Y dijo: ¿Por qué persigue así mi señor a su siervo? ¿qué he hecho?
¿qué mal hay en mi mano? Ruego pues, que el rey mi señor oiga
ahora las palabras de su siervo.”
Nuevamente confesó el rey, diciendo: “He pecado: vuélvete, hijo
mío David, que ningún mal te haré más, pues que mi vida ha sido
estimada hoy en tus ojos. He aquí, yo he hecho neciamente, y he
errado en gran manera. Y David respondió, y dijo: He aquí la lanza
del rey; pase acá uno de los criados, y tómela.” No obstante que Saúl
había hecho la promesa: “Ningún mal te haré,” David no se entregó
en sus manos.
Este segundo caso en que David respetaba la vida de su soberano
hizo una impresión aún más profunda en la mente de Saúl, y arrancó
de él un reconocimiento más humilde de su falta.
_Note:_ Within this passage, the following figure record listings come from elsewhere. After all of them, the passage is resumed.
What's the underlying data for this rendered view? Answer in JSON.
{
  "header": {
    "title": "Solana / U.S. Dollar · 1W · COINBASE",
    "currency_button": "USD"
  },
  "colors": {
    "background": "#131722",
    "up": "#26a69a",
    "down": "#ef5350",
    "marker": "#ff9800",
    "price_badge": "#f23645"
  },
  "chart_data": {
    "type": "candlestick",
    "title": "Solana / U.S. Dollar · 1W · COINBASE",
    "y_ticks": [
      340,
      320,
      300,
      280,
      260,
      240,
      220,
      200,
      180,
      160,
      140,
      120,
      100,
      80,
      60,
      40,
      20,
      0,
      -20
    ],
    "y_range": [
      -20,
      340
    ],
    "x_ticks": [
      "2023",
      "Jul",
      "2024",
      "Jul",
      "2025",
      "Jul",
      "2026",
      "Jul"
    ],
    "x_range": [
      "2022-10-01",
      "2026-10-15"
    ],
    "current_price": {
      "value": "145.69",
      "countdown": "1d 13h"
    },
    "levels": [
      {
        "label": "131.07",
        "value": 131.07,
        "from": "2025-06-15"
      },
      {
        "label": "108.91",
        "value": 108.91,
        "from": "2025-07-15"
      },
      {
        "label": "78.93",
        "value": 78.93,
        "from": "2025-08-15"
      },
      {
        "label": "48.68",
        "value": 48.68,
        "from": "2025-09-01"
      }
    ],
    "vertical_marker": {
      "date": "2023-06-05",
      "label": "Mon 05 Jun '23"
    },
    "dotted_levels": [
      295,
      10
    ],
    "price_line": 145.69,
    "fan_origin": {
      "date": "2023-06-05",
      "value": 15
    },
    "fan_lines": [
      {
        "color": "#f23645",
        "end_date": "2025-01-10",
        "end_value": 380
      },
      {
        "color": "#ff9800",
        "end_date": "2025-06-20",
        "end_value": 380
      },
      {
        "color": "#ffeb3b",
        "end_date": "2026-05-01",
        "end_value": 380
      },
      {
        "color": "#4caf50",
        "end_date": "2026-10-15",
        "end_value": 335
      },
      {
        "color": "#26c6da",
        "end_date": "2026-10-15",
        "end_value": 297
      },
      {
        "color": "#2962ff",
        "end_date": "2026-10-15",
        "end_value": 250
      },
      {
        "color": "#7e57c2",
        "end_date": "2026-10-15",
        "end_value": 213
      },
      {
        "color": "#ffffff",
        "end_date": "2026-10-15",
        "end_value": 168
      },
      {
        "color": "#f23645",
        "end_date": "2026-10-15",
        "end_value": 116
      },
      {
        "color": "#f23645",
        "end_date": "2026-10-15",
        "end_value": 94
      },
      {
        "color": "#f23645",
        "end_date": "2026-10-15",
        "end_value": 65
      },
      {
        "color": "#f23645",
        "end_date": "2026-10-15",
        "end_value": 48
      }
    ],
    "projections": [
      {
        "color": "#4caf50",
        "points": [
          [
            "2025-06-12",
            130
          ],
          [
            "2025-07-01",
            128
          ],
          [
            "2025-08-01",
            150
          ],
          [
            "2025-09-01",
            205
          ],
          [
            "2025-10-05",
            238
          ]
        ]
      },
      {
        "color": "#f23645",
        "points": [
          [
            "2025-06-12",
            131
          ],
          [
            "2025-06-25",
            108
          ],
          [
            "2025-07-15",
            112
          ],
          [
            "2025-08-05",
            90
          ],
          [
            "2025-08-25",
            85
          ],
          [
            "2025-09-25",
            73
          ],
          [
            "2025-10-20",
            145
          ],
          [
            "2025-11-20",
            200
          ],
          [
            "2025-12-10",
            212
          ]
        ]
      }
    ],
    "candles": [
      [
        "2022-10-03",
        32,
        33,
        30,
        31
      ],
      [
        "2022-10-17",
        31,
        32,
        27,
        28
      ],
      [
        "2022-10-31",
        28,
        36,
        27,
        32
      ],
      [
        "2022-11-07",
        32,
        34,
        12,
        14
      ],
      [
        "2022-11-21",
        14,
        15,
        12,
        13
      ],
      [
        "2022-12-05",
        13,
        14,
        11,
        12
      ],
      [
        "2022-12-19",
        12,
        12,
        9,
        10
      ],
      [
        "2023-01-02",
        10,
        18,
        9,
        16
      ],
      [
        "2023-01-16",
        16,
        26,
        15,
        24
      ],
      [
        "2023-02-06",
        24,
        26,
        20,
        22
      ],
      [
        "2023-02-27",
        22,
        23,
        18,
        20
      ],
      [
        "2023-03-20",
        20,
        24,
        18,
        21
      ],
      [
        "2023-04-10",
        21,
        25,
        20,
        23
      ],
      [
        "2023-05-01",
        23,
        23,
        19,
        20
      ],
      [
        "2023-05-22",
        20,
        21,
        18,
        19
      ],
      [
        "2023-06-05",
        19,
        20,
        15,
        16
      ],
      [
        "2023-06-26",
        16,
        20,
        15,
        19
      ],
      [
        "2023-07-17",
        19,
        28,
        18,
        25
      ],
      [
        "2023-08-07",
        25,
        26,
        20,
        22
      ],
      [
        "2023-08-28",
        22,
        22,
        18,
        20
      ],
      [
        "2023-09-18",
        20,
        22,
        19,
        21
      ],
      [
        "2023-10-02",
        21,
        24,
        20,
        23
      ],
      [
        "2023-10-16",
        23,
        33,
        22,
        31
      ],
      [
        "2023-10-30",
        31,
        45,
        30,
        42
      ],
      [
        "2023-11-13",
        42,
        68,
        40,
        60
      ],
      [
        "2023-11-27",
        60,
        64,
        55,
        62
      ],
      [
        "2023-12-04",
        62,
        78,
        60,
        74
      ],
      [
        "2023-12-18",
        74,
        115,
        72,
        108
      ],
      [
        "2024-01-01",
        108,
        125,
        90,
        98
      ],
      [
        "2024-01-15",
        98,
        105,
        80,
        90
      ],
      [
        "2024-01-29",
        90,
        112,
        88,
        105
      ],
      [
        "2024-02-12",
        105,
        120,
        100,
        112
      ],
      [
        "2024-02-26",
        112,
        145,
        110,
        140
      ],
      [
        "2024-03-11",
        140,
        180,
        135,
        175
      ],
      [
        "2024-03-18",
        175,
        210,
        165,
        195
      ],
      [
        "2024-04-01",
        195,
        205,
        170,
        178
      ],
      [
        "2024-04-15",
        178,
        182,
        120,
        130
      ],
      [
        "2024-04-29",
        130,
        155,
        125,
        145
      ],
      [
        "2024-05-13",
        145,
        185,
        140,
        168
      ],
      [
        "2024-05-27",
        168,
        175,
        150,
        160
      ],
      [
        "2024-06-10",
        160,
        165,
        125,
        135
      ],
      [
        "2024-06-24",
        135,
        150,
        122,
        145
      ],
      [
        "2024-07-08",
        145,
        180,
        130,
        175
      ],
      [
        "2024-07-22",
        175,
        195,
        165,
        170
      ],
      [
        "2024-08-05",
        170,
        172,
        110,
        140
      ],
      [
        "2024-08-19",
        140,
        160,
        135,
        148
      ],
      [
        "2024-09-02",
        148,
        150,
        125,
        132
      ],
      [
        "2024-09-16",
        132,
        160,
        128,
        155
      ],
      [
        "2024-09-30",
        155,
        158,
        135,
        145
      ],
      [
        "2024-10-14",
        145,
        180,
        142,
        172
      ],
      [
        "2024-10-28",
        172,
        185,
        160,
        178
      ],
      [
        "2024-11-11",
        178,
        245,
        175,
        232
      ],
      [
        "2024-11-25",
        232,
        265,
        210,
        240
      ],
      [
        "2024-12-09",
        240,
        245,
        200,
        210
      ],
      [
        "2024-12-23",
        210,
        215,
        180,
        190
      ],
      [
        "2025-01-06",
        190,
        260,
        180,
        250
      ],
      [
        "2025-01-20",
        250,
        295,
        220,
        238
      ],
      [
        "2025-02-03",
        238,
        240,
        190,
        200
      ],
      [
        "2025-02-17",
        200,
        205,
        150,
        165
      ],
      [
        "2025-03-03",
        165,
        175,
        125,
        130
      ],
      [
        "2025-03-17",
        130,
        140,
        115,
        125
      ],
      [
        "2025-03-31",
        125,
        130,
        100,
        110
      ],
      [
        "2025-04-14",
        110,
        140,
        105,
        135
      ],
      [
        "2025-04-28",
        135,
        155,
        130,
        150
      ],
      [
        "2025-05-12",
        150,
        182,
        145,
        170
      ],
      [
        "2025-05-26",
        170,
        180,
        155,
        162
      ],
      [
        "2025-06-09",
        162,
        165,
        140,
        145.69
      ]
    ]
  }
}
Le asombraba
y subyugaba la manifestación de tanta bondad. Al despedirse de
David, Saúl exclamó: “Bendito eres tú, hijo mío David; sin duda
ejecutarás tú grandes empresas, y prevalecerás.” Pero el hijo de Isaí
no tenía esperanza de que él siguiera por mucho tiempo en esta
actitud.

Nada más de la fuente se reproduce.